Dr. Larysa Dyrszka, pediatrician and advocate for children's right to health, said, "The duty of government is to protect the health and safety of its citizens. Policies with far-reaching consequences such as this must take into account the health of the most vulnerable--the largest vulnerable population being children. Children's metabolism makes them highly susceptible to toxins and that fact has not been considered in the SGEIS. For that reason, and others, we are calling on the Governor and the DEC to order a health impact assessment, and it should be completed and evaluated before moving on with this process."
Signers of the letter to Cuomo also include the medical societies of Herkimer, Madison, Chenango, Oswego, Cayuga, Tompkins and Otsego counties, along with the American Academy of Pediatrics District II (New York).
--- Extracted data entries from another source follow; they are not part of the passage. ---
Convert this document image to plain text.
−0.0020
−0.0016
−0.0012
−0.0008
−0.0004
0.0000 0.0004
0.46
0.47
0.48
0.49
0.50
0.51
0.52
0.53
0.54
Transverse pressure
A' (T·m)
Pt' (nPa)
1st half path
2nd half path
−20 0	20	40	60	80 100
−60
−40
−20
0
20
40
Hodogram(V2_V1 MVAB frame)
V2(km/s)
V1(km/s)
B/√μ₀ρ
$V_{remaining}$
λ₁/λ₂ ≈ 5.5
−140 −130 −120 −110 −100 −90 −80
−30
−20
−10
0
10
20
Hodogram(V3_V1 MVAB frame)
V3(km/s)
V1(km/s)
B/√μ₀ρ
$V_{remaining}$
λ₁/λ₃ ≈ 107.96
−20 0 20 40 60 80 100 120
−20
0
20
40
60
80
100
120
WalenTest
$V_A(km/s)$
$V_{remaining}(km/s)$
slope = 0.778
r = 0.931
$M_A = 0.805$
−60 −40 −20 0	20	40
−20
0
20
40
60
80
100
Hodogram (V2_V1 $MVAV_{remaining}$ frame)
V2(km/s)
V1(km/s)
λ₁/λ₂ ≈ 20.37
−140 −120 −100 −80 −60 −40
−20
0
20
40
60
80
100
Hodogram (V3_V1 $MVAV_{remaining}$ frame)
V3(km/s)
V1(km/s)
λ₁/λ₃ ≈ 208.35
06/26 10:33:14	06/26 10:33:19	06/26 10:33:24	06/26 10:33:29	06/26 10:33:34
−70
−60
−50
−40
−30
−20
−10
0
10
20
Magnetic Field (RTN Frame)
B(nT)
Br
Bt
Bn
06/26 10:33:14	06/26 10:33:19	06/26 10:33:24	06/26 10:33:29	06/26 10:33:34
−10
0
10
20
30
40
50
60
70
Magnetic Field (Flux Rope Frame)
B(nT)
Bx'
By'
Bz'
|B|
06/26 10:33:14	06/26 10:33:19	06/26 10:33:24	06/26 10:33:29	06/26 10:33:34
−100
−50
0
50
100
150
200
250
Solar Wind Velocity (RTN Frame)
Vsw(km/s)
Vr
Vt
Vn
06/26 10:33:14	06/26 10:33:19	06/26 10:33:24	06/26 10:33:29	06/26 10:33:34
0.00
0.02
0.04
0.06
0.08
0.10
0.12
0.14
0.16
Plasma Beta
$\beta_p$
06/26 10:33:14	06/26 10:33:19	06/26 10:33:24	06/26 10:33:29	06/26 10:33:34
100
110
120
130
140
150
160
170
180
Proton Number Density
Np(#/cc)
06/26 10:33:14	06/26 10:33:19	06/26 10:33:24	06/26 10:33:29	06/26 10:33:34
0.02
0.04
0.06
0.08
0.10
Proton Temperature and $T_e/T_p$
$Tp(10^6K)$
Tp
The medical authorities' letter came in part in response to Governor Cuomo's commitment to rely on science and health concerns in considering the SGEIS, which calls for the issuance of hydrofracking permits throughout the state with the exception of the New York City and Syracuse watersheds.
The DEC claims it exempted the two major municipal watersheds because their water is not filtered, warning that allowing hydrofracking there could lead federal authorities to order the installation of multi-billion dollar water filtration systems.
But two weeks before the medical authorities wrote the Governor, a group of 59 scientists from around the world with expertise in water treatment systems, aquatic chemistry or biogeochemistry, wrote him warning that existing municipal drinking water filtration systems are not designed to handle the chemicals and other contaminants included in the flow-back from fracking.
Pennsylvania, which allows hydrofracking in areas near New York's Southern Tier where many hydrofracking permits would be issued, last spring moved to ban sending contaminant-laden flowback through public filtration systems because nearby waterways showed evidence of contaminants.
The medical authorities' letter also cites growing evidence from hydrofracking in Texas, Wyoming, Louisiana, North Dakota and Pennsylvania that documents worsening health metrics among residents living close to gas wells and related infrastructure such as compressor stations and waste pits. Those symptoms can often be traced to the onset of such drilling operations.